For one thing, she's 5'1".
For another, she's in a Hallsville, Mo., classroom, teaching third grade. Hallsville is about 13 miles north of Columbia.
Libero!The Blue Springs, Mo., native played libero, a relatively new and entirely defensive position, for the Cougars in 2007 and 2008. Unlike her towering teammates, a libero is generally smaller and more agile, roaming the backcourt to dig and make good passes — controlling the tempo of the entire game, in effect.
Just like a good teacher controls a classroom.
Lopez and the Cougars made it all the way to the national tournament in 2007, playing against formidable competition but falling short. The petite Lopez, who then plunged into an accelerated master's degree education program that will see her graduate this May after just one year, says she doesn’t have any regrets.
She knew she wanted to be a teacher as a high school student.
"I had a high school English teacher whose enthusiasm and love for teaching was contagious," a rushed Lopez says via cell phone on her way to evening class. "You could tell she really wanted to be in a classroom. She found interesting and engaging ways to keep us motivated to learn English. And English was not exactly my favorite subject!"
Lopez is now student-teaching reading, writing, social studies, math — everything, really — in a Missouri’s Instructional Networked Teaching Strategies (eMINTS) classroom. The state-funded eMINTS classrooms incorporate at least one computer for every two students, a teacher laptop computer, an interactive whiteboard (SMARTBoard) and many other peripherals to enhance student learning.
Win-winLopez's student teaching is part of a broader Columbia College partnership with the Columbia Public Schools, Hallsville R-IV, Southern Boone County, Sturgeon R-V and Harrisburg R-VIII school districts to provide Columbia College education students authentic experiences in elementary, middle, junior high and high school classrooms, assisting with administrative tasks, working with students and of course teaching. Partner school faculty who host Columbia College field experience students may take a master's-level class at Columbia College free of charge. These partnerships allow Columbia College students to practice their teaching skills in actual classrooms and public school faculty to further their professional growth. It's a win-win situation.
It's good for Lopez's students, too. She describes a teaching ah-ha! moment with a special education student who was struggling with the concept of a million.
"I said, 'When we talk about millions, it’s always seven digits,' but that didn’t work,” she says. "So I had him write seven blank lines on paper. He practiced it a couple of times. Then he got it! It's very rewarding when you reach a child, especially one who's challenged."
A powerful tide"Cecilia was a student of mine during the spring of 2009," says Marsha Knudsen, Columbia College coordinator of field experience and the head of the partnership program. "At that time she was just beginning to teach lessons to students. The first time I observed Cecilia she taught an excellent science lesson to eighth grade students. Later she reflected on her experience by saying, 'My hands were shaking, my palms were starting to sweat, my throat felt like it was on fire . . . but I put a smile on my face and tried to be the best teacher I could be that day.' She was an awesome teacher that day, and it was because of her preparation and especially her attitude. Cecilia genuinely enjoys her students, and it shows."

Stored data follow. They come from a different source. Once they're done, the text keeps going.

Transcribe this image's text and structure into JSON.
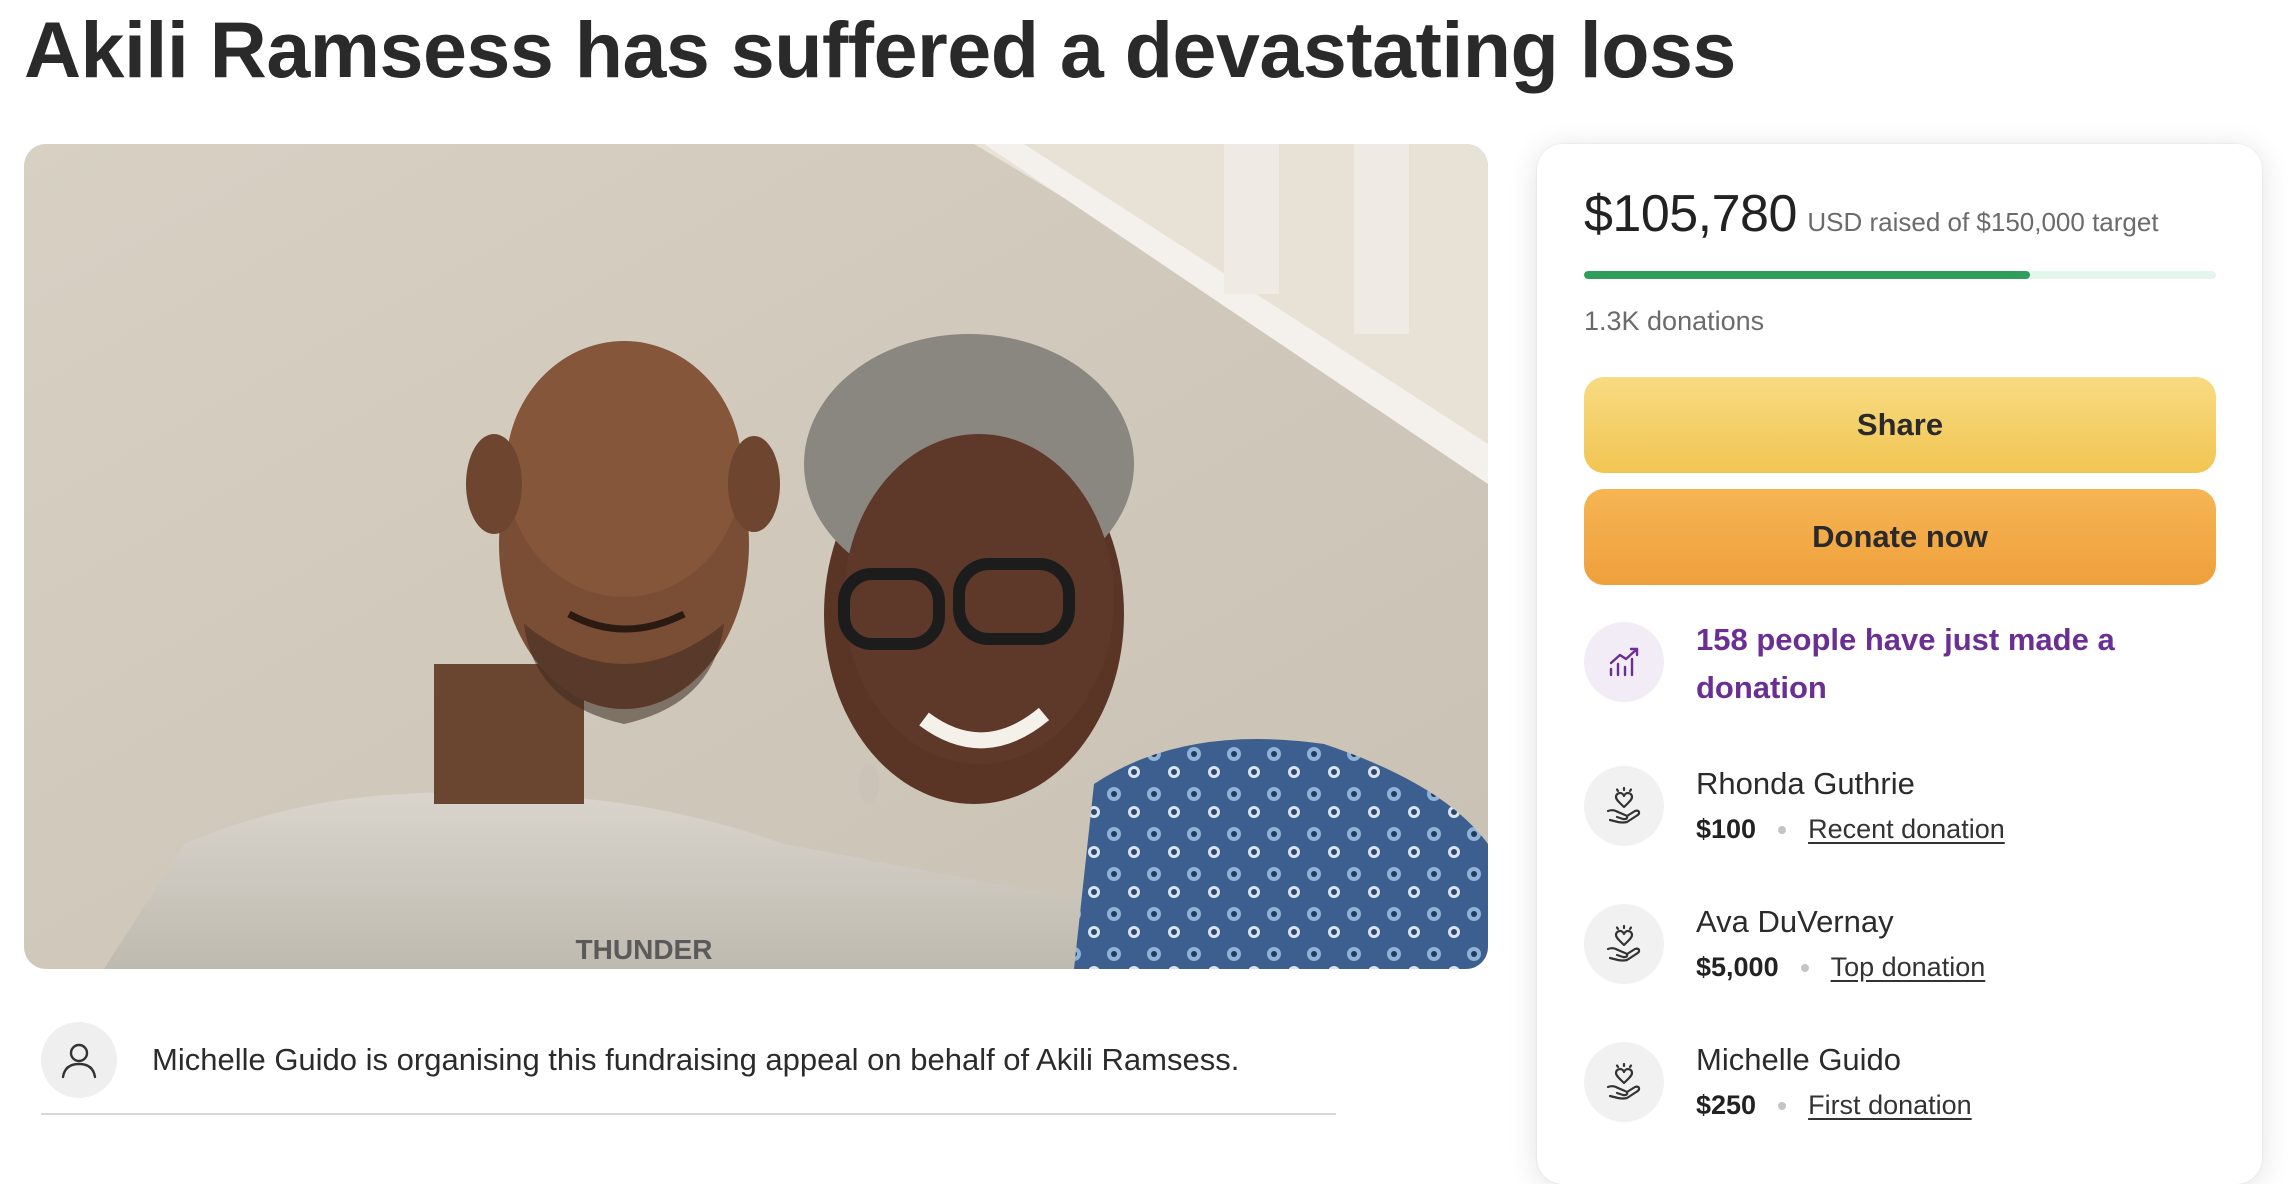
{
  "page": {
    "title": "Akili Ramsess has suffered a devastating loss"
  },
  "organiser": {
    "text": "Michelle Guido is organising this fundraising appeal on behalf of Akili Ramsess."
  },
  "sidebar": {
    "raised_amount": "$105,780",
    "raised_text": "USD raised of $150,000 target",
    "progress_fraction": 0.705,
    "donations_count": "1.3K donations",
    "share_label": "Share",
    "donate_label": "Donate now",
    "trend_text": "158 people have just made a donation",
    "donors": [
      {
        "name": "Rhonda Guthrie",
        "amount": "$100",
        "tag": "Recent donation"
      },
      {
        "name": "Ava DuVernay",
        "amount": "$5,000",
        "tag": "Top donation"
      },
      {
        "name": "Michelle Guido",
        "amount": "$250",
        "tag": "First donation"
      }
    ]
  },
  "colors": {
    "progress": "#2f9e5b",
    "share_button": "#f1c552",
    "donate_button": "#eea03c",
    "trend_text": "#6b2f93"
  },
  "icons": {
    "organiser": "user-icon",
    "trend": "trending-up-icon",
    "donor": "heart-hand-icon"
  }
}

Adds Dr. Paul Hanna, Columbia College education chair, "What impresses me the most about Cecilia is her collaboration and enthusiasm. She is truly a team player, working to ensure that others succeed … An incoming tide raises all ships. Cecilia is definitely that powerful tide."
Hanna and Lopez are both partial to social learning, a late 1970s theory that's now practiced in classrooms everywhere. Social learning states that children and adults learn by imitating behavior observed in others.
"I find when students work together, they learn from each other," Lopez says. "They don't just learn by reading and writing but by talking to each other, figuring out how to relate it to themselves, their lives."
Lopez knows she's facing a tough job market when she graduates in a few months, but says she's not worried.
"Columbia College does a really good job of preparing their students to be teachers," she says. "So I'm pretty confident I'll get a good job."